Here A is the array, and I contains the “requested” indices. axes(A) returns a tuple of “permitted” indices of A.

checkbounds(A, I...) throws an error if the indices are invalid, whereas checkbounds(Bool, A, I...) returns false in that circumstance. checkbounds_indices discards any information about the array other than its axes tuple, and performs a pure indices-vs-indices comparison: this allows relatively few compiled methods to serve a huge variety of array types. Indices are specified as tuples, and are usually compared in a 1-1 fashion with individual dimensions handled by calling another important function, checkindex: typically,

  1. checkbounds_indices(Bool, (IA1, IA...), (I1, I...)) = checkindex(Bool, IA1, I1) &
  2. checkbounds_indices(Bool, IA, I)

so checkindex checks a single dimension.
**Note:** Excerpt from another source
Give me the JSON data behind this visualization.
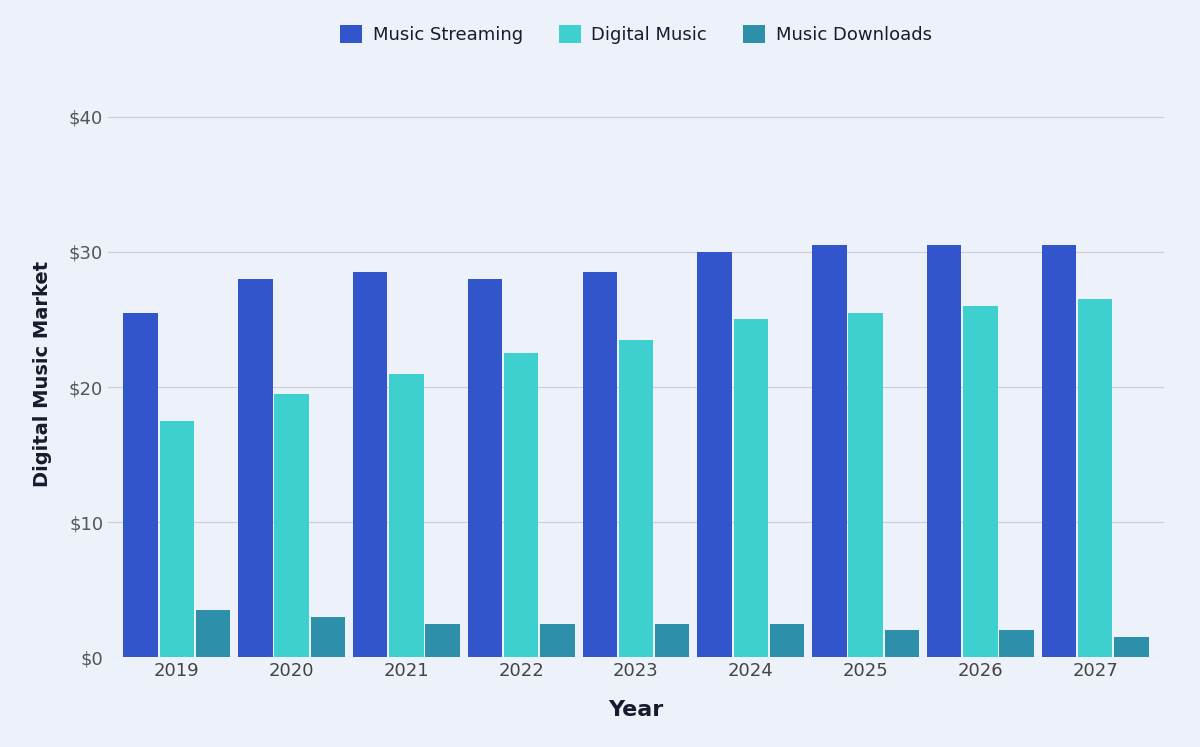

All of these functions, including the unexported checkbounds_indices have docstrings accessible with ? .

If you have to customize bounds checking for a specific array type, you should specialize checkbounds(Bool, A, I...). However, in most cases you should be able to rely on checkbounds_indices as long as you supply useful axes for your array type.

If you have novel index types, first consider specializing checkindex, which handles a single index for a particular dimension of an array. If you have a custom multidimensional index type (similar to CartesianIndex), then you may have to consider specializing checkbounds_indices.

Note this hierarchy has been designed to reduce the likelihood of method ambiguities. We try to make checkbounds the place to specialize on array type, and try to avoid specializations on index types; conversely, checkindex is intended to be specialized only on index type (especially, the last argument).